Sometimes due to life , career , job transfers ( where you can't take your whole family due to money issues ) ... A man has to live away from his wife . Also in jobs like army , merchant Navy ( here , you have to be away from home for 6 months ever year ) .
And I have seen that a wife can cheat on his husband even if he lives with her and sometimes a wife wont cheat with him even if he is away for an year .
But there are women who might cheat cuz they were feeling lonely and shit .
And this actually is a bit of a concern for me cuz I am creating a lifestyle where I would be traveling a lot in future ( and also planning to get married by 30 ) . I am 25 rn .
So , one thing I read in gc article is that she needs to believe in your cause .
That may work but I just don't know .
I want to know what I can incorporate things in myself that when I eventually get married and am traveling for year or 2 ... My wife doesn't go around fucking .
And thing is I have big goals in my life and I do not want to sacrifice them either for the sake of anyone .

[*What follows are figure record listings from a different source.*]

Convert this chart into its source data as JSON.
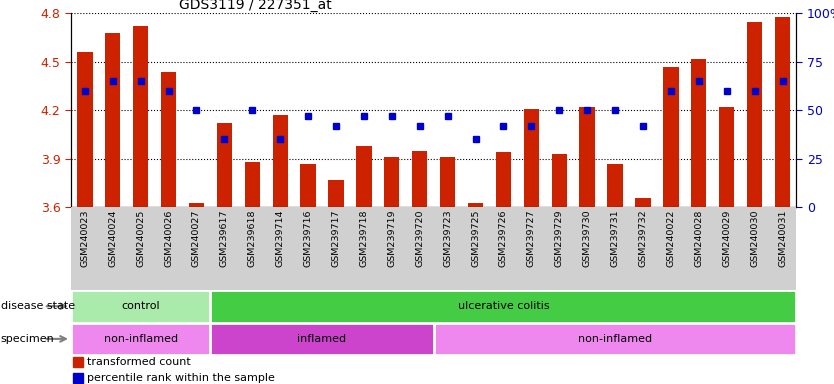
{
  "title": "GDS3119 / 227351_at",
  "samples": [
    "GSM240023",
    "GSM240024",
    "GSM240025",
    "GSM240026",
    "GSM240027",
    "GSM239617",
    "GSM239618",
    "GSM239714",
    "GSM239716",
    "GSM239717",
    "GSM239718",
    "GSM239719",
    "GSM239720",
    "GSM239723",
    "GSM239725",
    "GSM239726",
    "GSM239727",
    "GSM239729",
    "GSM239730",
    "GSM239731",
    "GSM239732",
    "GSM240022",
    "GSM240028",
    "GSM240029",
    "GSM240030",
    "GSM240031"
  ],
  "bar_values": [
    4.56,
    4.68,
    4.72,
    4.44,
    3.63,
    4.12,
    3.88,
    4.17,
    3.87,
    3.77,
    3.98,
    3.91,
    3.95,
    3.91,
    3.63,
    3.94,
    4.21,
    3.93,
    4.22,
    3.87,
    3.66,
    4.47,
    4.52,
    4.22,
    4.75,
    4.78
  ],
  "percentile_values": [
    60,
    65,
    65,
    60,
    50,
    35,
    50,
    35,
    47,
    42,
    47,
    47,
    42,
    47,
    35,
    42,
    42,
    50,
    50,
    50,
    42,
    60,
    65,
    60,
    60,
    65
  ],
  "bar_color": "#cc2200",
  "dot_color": "#0000cc",
  "ylim_left": [
    3.6,
    4.8
  ],
  "yticks_left": [
    3.6,
    3.9,
    4.2,
    4.5,
    4.8
  ],
  "ylim_right": [
    0,
    100
  ],
  "yticks_right": [
    0,
    25,
    50,
    75,
    100
  ],
  "disease_state_groups": [
    {
      "label": "control",
      "start": 0,
      "end": 5,
      "color": "#aaeaaa"
    },
    {
      "label": "ulcerative colitis",
      "start": 5,
      "end": 26,
      "color": "#44cc44"
    }
  ],
  "specimen_groups": [
    {
      "label": "non-inflamed",
      "start": 0,
      "end": 5,
      "color": "#ee88ee"
    },
    {
      "label": "inflamed",
      "start": 5,
      "end": 13,
      "color": "#cc44cc"
    },
    {
      "label": "non-inflamed",
      "start": 13,
      "end": 26,
      "color": "#ee88ee"
    }
  ],
  "legend_bar": "transformed count",
  "legend_dot": "percentile rank within the sample",
  "xtick_bg": "#d0d0d0",
  "plot_bg": "#ffffff",
  "fig_bg": "#ffffff"
}
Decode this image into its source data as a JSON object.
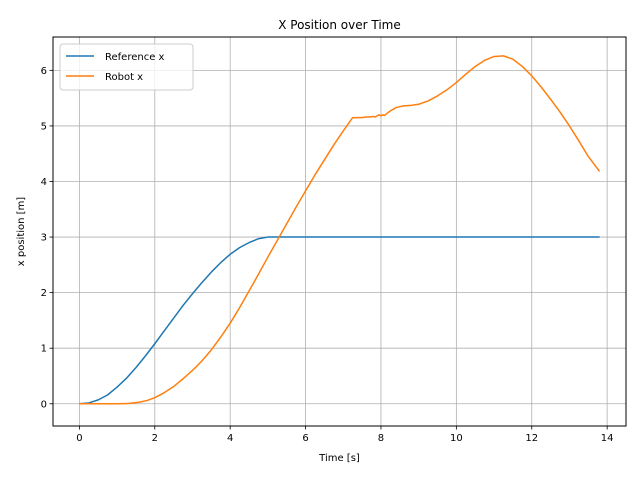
{
  "chart_data": {
    "type": "line",
    "title": "X Position over Time",
    "xlabel": "Time [s]",
    "ylabel": "x position [m]",
    "xlim": [
      -0.7,
      14.5
    ],
    "ylim": [
      -0.4,
      6.6
    ],
    "xticks": [
      0,
      2,
      4,
      6,
      8,
      10,
      12,
      14
    ],
    "yticks": [
      0,
      1,
      2,
      3,
      4,
      5,
      6
    ],
    "grid": true,
    "legend_position": "top-left",
    "series": [
      {
        "name": "Reference x",
        "color": "#1f77b4",
        "x": [
          0,
          0.25,
          0.5,
          0.75,
          1,
          1.25,
          1.5,
          1.75,
          2,
          2.25,
          2.5,
          2.75,
          3,
          3.25,
          3.5,
          3.75,
          4,
          4.25,
          4.5,
          4.75,
          5,
          5.5,
          6,
          7,
          8,
          9,
          10,
          11,
          12,
          13,
          13.8
        ],
        "y": [
          0,
          0.015,
          0.07,
          0.16,
          0.3,
          0.46,
          0.65,
          0.86,
          1.08,
          1.31,
          1.54,
          1.77,
          1.98,
          2.18,
          2.37,
          2.54,
          2.69,
          2.81,
          2.9,
          2.97,
          3.0,
          3.0,
          3.0,
          3.0,
          3.0,
          3.0,
          3.0,
          3.0,
          3.0,
          3.0,
          3.0
        ]
      },
      {
        "name": "Robot x",
        "color": "#ff7f0e",
        "x": [
          0,
          0.5,
          1,
          1.3,
          1.6,
          1.8,
          2,
          2.25,
          2.5,
          2.75,
          3,
          3.25,
          3.5,
          3.75,
          4,
          4.25,
          4.5,
          4.75,
          5,
          5.25,
          5.5,
          5.75,
          6,
          6.25,
          6.5,
          6.75,
          7,
          7.25,
          7.5,
          7.6,
          7.7,
          7.8,
          7.85,
          7.9,
          7.95,
          8,
          8.05,
          8.1,
          8.15,
          8.25,
          8.4,
          8.6,
          8.8,
          9,
          9.25,
          9.5,
          9.75,
          10,
          10.25,
          10.5,
          10.75,
          11,
          11.25,
          11.5,
          11.75,
          12,
          12.25,
          12.5,
          12.75,
          13,
          13.25,
          13.5,
          13.8
        ],
        "y": [
          0,
          0,
          0,
          0.005,
          0.03,
          0.06,
          0.11,
          0.2,
          0.31,
          0.45,
          0.6,
          0.77,
          0.97,
          1.2,
          1.45,
          1.73,
          2.03,
          2.33,
          2.64,
          2.94,
          3.24,
          3.54,
          3.83,
          4.12,
          4.39,
          4.66,
          4.91,
          5.15,
          5.15,
          5.16,
          5.16,
          5.17,
          5.16,
          5.18,
          5.2,
          5.18,
          5.2,
          5.19,
          5.22,
          5.27,
          5.33,
          5.36,
          5.37,
          5.39,
          5.45,
          5.54,
          5.65,
          5.78,
          5.93,
          6.07,
          6.18,
          6.25,
          6.26,
          6.2,
          6.07,
          5.9,
          5.7,
          5.48,
          5.25,
          5.0,
          4.73,
          4.45,
          4.18
        ]
      }
    ]
  }
}
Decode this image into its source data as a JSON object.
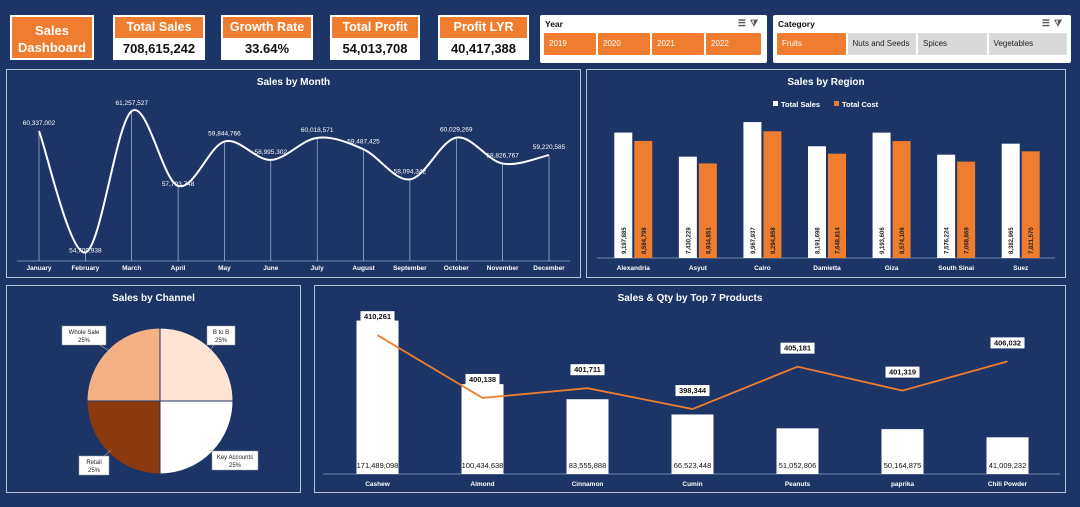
{
  "header": {
    "title": "Sales Dashboard"
  },
  "kpis": [
    {
      "label": "Total Sales",
      "value": "708,615,242"
    },
    {
      "label": "Growth Rate",
      "value": "33.64%"
    },
    {
      "label": "Total Profit",
      "value": "54,013,708"
    },
    {
      "label": "Profit LYR",
      "value": "40,417,388"
    }
  ],
  "slicers": {
    "year": {
      "title": "Year",
      "items": [
        "2019",
        "2020",
        "2021",
        "2022"
      ],
      "selected": [
        "2019",
        "2020",
        "2021",
        "2022"
      ]
    },
    "category": {
      "title": "Category",
      "items": [
        "Fruits",
        "Nuts and Seeds",
        "Spices",
        "Vegetables"
      ],
      "selected": [
        "Fruits"
      ]
    }
  },
  "colors": {
    "background": "#1c3466",
    "accent": "#ee7d2f",
    "series_sales": "#ffffff",
    "series_cost": "#ee7d2f",
    "pie": [
      "#ffe3d5",
      "#ffffff",
      "#8b3a0f",
      "#f4b183"
    ]
  },
  "icons": {
    "multi_select": "multi-select-icon",
    "clear_filter": "clear-filter-icon"
  },
  "chart_data": [
    {
      "type": "line",
      "title": "Sales by Month",
      "categories": [
        "January",
        "February",
        "March",
        "April",
        "May",
        "June",
        "July",
        "August",
        "September",
        "October",
        "November",
        "December"
      ],
      "values": [
        60337002,
        54709938,
        61257527,
        57793748,
        59844766,
        58995302,
        60018571,
        59487425,
        58094342,
        60029269,
        58826767,
        59220585
      ],
      "labels": [
        "60,337,002",
        "54,709,938",
        "61,257,527",
        "57,793,748",
        "59,844,766",
        "58,995,302",
        "60,018,571",
        "59,487,425",
        "58,094,342",
        "60,029,269",
        "58,826,767",
        "59,220,585"
      ],
      "grid": "vertical"
    },
    {
      "type": "bar",
      "title": "Sales by Region",
      "legend": "top",
      "categories": [
        "Alexandria",
        "Asyut",
        "Cairo",
        "Damietta",
        "Giza",
        "South Sinai",
        "Suez"
      ],
      "series": [
        {
          "name": "Total Sales",
          "values": [
            9197885,
            7430229,
            9967937,
            8191698,
            9193606,
            7576224,
            8382965
          ],
          "labels": [
            "9,197,885",
            "7,430,229",
            "9,967,937",
            "8,191,698",
            "9,193,606",
            "7,576,224",
            "8,382,965"
          ]
        },
        {
          "name": "Total Cost",
          "values": [
            8584798,
            6934851,
            9294858,
            7648814,
            8574106,
            7068869,
            7821570
          ],
          "labels": [
            "8,584,798",
            "6,934,851",
            "9,294,858",
            "7,648,814",
            "8,574,106",
            "7,068,869",
            "7,821,570"
          ]
        }
      ]
    },
    {
      "type": "pie",
      "title": "Sales by Channel",
      "slices": [
        {
          "name": "B to B",
          "value": 25,
          "label": "25%"
        },
        {
          "name": "Key Accounts",
          "value": 25,
          "label": "25%"
        },
        {
          "name": "Retail",
          "value": 25,
          "label": "25%"
        },
        {
          "name": "Whole Sale",
          "value": 25,
          "label": "25%"
        }
      ]
    },
    {
      "type": "bar",
      "title": "Sales & Qty by Top 7 Products",
      "categories": [
        "Cashew",
        "Almond",
        "Cinnamon",
        "Cumin",
        "Peanuts",
        "paprika",
        "Chili Powder"
      ],
      "series": [
        {
          "values": [
            171489098,
            100434638,
            83555888,
            66523448,
            51052806,
            50164875,
            41009232
          ],
          "labels": [
            "171,489,098",
            "100,434,638",
            "83,555,888",
            "66,523,448",
            "51,052,806",
            "50,164,875",
            "41,009,232"
          ]
        },
        {
          "type": "line",
          "values": [
            410261,
            400138,
            401711,
            398344,
            405181,
            401319,
            406032
          ],
          "labels": [
            "410,261",
            "400,138",
            "401,711",
            "398,344",
            "405,181",
            "401,319",
            "406,032"
          ]
        }
      ]
    }
  ]
}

That's a very good question and one I think about a lot - not just in terms of cheating but also in terms of a relationship breaking down or becoming weaker without my direct influence.
There is a trope in the red pill that I actually think very much applies here: the main thing that holds things together is that she has to
respect you.
The main reason I've come to this conclusion is that the girls I've had the best 'relationships' with post-breakup are girls who respected me a lot. Post breakup there's no reason to put up a facade - she can do whatever she wants, and as long as you have actually broken up it's pretty clear that she's not getting an actual committed relationship from you, nor (at least with me) any sex either.
But what I've found is that even when there's nothing holding you together, the respect she developed for you during the relationship still makes her want to prove herself and be validated by you, almost like a father figure. And the reason is that genuine respect creates a connection of identity between two people. And every person will do far more for the sake of their identity than they would for anyone else, or even for themselves - someone who identifies strongly with an idea will sacrifice a lot for that idea, even their own pleasure or satisfaction, and endure a lot of pain, if that idea is propping up the positive aspects of how they view themselves internally. And as a dominant figure in her life, according to the respect she has for you, you are to a greater or lesser extent an anchor for her identity.
It's important to distinguish real respect from behavioral respect - people might easily fall into the habit of behaving with respect around people they fear or are forced to submit to, but doesn't actually hold when the threat is not there, and a person in this position is very susceptible to outside influences and opportunities to escape. In these cases the respect is at the behavioral level, and goes to no actual depth into that person's identity.
Real respect occurs when you are a dominant figure in someone's life AND you give them a framework in which they can develop and grow and succeed in a way that they find very satisfying. In my relationships, the main things I've found to be useful are:
- Have a lot of conviction in yourself, your principles and beliefs, and be able to explain your position on things very convincingly in terms of things that she understands and values. This positions you as a positive authority figure who speaks her language.
- Create lots of opportunities to reinforce your worldview in her mind with both words and actions.
- Never violate your own principles in front of her, no matter what is at stake.
- Find out the things she really values in terms of who she wants to be and the goals she wants to accomplish, and propel her toward them with encouragement and positivity.
When you do this well, and she has submitted to your position in her life, and you're topping it off by fucking her well and giving her the affection she needs, she internalizes your frame deeply into her identity, and like the sun shining down it makes her feel very happy and secure, and every violation of it brings the pain of violating her own identity.
In this situation, especially if you've set the clear precedent that you won't put up with any bullshit or the sun will be turned off, she really suffers at even the thought of cheating or breaking your trust, and she does not make herself open to outside influences such as advances by other men, lest they find a way to manipulate her into destroying her own wonderful world.
This makes it actually very easy to know when the relationship in danger, because she becomes difficult to influence, opposes you on small things, avoids situations where she has to trust you, does not seek approval or validation from you, and so on. When these things happen you know that she is only a few steps away from going and orbiting around someone else's frame. And it's easy to spot, because it is such a stark contrast to how she behaves when she fully trusts and submits to you.
The problem is that many men have such a messed up idea of how to run a relationship that their relationships never move out of life support, and they begin tolerating and ignoring bad behavior and signals of lack of respect or trust very early on, starting even before they make a girl their girlfriend much less get married. Because they don't recognize what a good relationship looks like, they blindly advance one that is already devoid of respect forward to its inevitable doom. This is partly their own stupidity and partly because of what society normalizes in terms of how you should expect a relationship to operate.
That's about as simply as I can explain my experience and point of view on this. Becoming a person worthy of respect - a great leader and teacher and influencer of people - is not a simple or straightforward thing, and it's something I work on all the time and I think every man should make a priority in his development.
But if you do manage to gain and maintain her respect, I think there's the best possible chance that even when you're not there, she will continue to behave as if you were.